Alfred followed it with his looks, and also greedily pursued the notes until they vanished into Mr Boffin’s waistcoat pocket. Then he directed a look, half exasperated and half jeering, at his wife. She still stood sketching; but, as she sketched, there was a struggle within her, which found expression in the depth of the few last lines the parasol point indented into the table-cloth, and then some tears fell from her eyes.
‘Why, confound the woman,’ exclaimed Lammle, ‘she is sentimental!
She walked to the window, flinching under his angry stare, looked out for a moment, and turned round quite coldly.
‘You have had no former cause of complaint on the sentimental score, Alfred, and you will have none in future. It is not worth your noticing. We go abroad soon, with the money we have earned here?’
‘You know we do; you know we must.’
‘There is no fear of my taking any sentiment with me. I should soon be eased of it, if I did. But it will be all left behind. It is all left behind. Are you ready, Alfred?’
‘What the deuce have I been waiting for but you, Sophronia?’

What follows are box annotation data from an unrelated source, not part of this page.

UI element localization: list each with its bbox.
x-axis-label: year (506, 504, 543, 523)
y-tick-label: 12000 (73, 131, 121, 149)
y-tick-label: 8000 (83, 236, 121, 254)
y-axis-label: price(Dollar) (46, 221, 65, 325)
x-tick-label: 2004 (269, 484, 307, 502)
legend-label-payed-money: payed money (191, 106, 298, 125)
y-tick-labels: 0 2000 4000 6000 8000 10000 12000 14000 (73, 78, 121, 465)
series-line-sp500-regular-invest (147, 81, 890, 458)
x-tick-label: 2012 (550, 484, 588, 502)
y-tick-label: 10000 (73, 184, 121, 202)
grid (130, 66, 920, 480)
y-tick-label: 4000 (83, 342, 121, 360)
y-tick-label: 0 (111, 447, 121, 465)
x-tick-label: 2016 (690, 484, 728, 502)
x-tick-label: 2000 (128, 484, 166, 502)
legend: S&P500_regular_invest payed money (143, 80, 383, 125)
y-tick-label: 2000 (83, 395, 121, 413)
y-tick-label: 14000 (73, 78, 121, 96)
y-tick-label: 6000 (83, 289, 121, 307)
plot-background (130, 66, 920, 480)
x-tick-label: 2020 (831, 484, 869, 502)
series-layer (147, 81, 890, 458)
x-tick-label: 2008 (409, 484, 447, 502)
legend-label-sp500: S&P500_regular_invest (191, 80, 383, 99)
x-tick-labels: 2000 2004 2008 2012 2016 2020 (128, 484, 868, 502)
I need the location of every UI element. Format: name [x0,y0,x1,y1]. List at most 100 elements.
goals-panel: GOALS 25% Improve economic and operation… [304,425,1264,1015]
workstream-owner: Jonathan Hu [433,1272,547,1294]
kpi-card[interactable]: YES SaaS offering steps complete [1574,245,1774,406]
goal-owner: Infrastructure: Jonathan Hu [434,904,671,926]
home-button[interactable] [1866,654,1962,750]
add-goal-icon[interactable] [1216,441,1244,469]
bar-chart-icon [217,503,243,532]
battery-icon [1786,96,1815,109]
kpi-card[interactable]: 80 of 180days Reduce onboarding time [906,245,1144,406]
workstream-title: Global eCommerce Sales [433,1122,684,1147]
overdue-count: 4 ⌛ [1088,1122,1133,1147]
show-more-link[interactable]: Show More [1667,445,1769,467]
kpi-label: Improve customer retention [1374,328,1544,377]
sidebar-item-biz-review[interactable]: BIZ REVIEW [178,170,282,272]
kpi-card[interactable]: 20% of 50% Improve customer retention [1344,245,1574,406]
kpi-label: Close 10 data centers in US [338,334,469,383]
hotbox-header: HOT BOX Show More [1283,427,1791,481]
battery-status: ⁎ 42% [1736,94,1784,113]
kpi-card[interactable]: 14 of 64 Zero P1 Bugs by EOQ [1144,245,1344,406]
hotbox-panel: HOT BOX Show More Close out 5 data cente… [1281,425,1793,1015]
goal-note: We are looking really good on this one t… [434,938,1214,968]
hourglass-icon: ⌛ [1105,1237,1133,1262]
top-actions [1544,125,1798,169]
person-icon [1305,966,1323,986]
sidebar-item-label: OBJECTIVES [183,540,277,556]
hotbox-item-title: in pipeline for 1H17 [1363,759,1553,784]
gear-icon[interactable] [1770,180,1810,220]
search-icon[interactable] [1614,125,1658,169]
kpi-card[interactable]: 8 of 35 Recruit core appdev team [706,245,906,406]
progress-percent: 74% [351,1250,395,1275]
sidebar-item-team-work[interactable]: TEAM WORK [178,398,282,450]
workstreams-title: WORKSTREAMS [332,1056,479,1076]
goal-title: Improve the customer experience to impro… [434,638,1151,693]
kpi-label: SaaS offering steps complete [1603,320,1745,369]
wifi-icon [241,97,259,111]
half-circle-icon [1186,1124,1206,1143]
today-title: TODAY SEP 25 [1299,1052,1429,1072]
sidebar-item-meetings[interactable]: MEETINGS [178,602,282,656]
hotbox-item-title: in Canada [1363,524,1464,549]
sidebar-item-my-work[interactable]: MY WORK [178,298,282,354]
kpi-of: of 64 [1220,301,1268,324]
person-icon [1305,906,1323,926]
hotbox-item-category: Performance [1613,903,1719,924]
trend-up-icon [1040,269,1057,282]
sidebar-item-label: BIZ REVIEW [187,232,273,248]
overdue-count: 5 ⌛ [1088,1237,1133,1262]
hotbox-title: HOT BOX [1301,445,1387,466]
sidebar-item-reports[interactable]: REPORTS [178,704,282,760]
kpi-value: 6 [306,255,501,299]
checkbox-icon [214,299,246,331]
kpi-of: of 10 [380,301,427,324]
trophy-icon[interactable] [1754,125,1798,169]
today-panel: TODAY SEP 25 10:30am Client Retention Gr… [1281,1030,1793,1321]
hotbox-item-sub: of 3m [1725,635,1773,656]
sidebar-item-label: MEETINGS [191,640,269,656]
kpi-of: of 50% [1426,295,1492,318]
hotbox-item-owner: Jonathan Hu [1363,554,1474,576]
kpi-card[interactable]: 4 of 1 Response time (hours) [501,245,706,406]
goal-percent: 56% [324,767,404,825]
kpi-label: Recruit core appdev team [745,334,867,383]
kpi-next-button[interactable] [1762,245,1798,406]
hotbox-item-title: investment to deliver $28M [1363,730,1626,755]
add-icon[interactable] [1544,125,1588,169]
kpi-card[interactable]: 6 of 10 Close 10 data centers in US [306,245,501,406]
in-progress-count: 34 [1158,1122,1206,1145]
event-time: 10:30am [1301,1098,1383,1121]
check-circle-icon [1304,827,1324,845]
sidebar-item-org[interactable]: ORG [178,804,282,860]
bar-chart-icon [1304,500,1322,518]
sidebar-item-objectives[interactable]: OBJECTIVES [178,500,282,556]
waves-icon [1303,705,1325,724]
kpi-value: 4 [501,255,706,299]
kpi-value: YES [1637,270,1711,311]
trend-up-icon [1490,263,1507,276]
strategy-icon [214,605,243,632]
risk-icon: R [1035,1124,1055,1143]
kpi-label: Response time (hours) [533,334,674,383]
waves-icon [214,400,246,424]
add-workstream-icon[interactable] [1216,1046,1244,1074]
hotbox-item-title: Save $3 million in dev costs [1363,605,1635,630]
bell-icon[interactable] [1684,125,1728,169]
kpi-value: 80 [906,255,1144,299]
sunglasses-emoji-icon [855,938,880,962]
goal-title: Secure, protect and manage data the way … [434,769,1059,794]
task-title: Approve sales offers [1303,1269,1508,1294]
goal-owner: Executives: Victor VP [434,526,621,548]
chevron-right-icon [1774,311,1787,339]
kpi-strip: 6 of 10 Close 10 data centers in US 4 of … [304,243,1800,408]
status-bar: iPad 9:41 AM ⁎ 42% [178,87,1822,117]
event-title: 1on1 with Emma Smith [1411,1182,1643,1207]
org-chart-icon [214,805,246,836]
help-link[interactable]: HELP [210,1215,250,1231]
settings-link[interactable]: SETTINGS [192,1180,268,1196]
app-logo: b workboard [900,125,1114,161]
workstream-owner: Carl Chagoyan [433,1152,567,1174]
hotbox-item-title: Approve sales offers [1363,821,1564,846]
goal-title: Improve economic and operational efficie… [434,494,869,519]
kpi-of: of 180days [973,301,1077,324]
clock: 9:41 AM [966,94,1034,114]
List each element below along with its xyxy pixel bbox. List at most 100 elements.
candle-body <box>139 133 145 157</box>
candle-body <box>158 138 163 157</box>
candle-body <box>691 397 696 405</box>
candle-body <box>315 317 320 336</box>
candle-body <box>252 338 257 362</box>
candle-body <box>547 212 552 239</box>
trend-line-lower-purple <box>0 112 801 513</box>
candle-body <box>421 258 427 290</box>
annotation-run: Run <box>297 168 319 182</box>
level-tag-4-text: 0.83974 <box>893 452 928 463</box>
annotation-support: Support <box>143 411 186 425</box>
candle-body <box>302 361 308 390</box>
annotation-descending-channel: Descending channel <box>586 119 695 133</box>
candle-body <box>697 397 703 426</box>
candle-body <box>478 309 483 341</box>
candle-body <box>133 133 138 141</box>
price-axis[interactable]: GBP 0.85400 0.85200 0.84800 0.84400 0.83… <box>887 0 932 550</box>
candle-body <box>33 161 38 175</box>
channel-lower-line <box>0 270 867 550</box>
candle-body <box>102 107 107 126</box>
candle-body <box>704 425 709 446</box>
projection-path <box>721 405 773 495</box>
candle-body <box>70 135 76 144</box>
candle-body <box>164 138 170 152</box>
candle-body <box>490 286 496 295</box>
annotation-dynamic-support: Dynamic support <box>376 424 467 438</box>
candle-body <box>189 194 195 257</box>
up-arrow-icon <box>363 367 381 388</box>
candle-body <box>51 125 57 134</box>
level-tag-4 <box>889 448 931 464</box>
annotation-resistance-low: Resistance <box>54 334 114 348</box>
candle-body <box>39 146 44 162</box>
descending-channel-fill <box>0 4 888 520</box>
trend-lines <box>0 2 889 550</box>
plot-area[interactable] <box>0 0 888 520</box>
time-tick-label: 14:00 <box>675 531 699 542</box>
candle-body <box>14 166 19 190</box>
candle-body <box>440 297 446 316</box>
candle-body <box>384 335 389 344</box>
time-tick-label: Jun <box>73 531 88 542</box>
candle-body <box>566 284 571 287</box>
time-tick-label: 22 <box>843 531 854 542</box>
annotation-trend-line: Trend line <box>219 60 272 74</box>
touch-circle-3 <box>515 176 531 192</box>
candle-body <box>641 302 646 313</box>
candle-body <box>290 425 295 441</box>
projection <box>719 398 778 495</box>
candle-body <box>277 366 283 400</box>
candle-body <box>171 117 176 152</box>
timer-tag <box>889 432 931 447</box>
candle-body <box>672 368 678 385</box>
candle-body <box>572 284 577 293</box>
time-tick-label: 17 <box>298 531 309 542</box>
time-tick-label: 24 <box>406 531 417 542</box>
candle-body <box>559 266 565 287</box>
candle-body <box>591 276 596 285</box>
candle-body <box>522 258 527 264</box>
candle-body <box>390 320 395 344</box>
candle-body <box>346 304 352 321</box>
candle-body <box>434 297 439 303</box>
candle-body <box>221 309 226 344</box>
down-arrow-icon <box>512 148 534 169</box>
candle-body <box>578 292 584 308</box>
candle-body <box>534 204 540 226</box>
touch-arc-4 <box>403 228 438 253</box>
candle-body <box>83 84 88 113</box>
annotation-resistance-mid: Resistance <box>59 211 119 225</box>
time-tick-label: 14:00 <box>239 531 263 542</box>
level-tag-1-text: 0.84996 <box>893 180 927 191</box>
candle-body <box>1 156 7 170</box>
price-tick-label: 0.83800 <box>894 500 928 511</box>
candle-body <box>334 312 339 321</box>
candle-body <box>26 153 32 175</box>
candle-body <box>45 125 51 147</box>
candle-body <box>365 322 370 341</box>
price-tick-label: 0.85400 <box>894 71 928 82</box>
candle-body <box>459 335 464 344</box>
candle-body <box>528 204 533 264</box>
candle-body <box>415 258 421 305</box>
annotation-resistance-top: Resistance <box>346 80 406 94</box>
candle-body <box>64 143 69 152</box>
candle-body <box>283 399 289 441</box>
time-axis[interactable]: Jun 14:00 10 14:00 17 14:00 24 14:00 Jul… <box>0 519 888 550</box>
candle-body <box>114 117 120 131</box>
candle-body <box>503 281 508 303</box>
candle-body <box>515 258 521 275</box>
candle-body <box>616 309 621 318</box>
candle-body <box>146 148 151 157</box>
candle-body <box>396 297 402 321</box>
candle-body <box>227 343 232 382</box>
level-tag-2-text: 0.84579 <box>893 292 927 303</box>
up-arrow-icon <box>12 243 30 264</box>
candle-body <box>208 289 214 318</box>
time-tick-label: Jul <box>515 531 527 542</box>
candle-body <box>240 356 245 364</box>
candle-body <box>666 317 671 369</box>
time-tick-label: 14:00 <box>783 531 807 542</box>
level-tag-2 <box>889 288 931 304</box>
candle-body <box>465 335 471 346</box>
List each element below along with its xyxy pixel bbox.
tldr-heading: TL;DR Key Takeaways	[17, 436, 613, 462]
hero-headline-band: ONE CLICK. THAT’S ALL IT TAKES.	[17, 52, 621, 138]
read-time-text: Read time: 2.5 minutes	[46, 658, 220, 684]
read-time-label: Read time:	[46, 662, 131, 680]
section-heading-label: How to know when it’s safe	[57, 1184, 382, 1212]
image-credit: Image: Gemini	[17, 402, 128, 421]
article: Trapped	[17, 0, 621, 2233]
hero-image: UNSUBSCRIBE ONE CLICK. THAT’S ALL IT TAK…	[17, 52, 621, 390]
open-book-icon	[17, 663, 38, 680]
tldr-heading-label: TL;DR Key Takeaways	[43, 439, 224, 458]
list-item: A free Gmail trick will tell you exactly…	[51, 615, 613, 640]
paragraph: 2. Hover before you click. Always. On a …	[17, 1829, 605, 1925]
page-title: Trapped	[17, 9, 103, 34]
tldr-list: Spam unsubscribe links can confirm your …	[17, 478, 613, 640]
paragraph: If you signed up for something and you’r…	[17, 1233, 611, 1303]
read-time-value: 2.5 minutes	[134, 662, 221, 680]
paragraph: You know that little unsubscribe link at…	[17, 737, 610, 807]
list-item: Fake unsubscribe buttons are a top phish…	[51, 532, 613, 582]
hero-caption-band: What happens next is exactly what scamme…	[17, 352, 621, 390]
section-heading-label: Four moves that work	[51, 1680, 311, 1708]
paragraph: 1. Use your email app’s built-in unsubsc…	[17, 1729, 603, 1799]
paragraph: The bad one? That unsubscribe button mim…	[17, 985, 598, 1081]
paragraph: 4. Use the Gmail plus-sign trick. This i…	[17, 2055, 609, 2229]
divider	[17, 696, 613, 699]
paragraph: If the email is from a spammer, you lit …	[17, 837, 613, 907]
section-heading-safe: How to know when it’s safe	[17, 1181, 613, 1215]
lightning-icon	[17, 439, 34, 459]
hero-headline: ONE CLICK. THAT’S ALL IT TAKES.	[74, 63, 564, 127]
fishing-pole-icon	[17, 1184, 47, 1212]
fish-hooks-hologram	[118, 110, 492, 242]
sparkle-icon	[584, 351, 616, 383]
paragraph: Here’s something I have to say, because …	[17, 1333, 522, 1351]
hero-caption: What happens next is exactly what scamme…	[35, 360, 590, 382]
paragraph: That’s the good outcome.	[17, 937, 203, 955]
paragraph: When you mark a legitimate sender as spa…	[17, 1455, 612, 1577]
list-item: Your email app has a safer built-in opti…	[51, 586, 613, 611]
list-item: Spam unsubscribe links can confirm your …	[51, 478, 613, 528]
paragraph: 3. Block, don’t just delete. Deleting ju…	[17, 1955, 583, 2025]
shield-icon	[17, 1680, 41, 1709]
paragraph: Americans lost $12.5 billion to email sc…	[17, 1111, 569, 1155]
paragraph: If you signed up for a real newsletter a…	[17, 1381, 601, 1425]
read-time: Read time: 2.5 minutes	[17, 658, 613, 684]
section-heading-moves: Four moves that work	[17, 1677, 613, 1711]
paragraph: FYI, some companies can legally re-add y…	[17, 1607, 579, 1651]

‘Let us go then. I am sorry I have delayed our dignified departure.’
She passed out and he followed her. Mr and Mrs Boffin had the curiosity softly to raise a window and look after them as they went down the long street. They walked arm-in-arm, showily enough, but without appearing to interchange a syllable. It might have been fanciful to suppose that under their outer bearing there was something of the shamed air of two cheats who were linked together by concealed handcuffs; but, not so, to suppose that they were haggardly weary of one another, of themselves, and of all this world. In turning the street corner they might have turned out of this world, for anything Mr and Mrs Boffin ever saw of them to the contrary; for, they set eyes on the Lammles never more.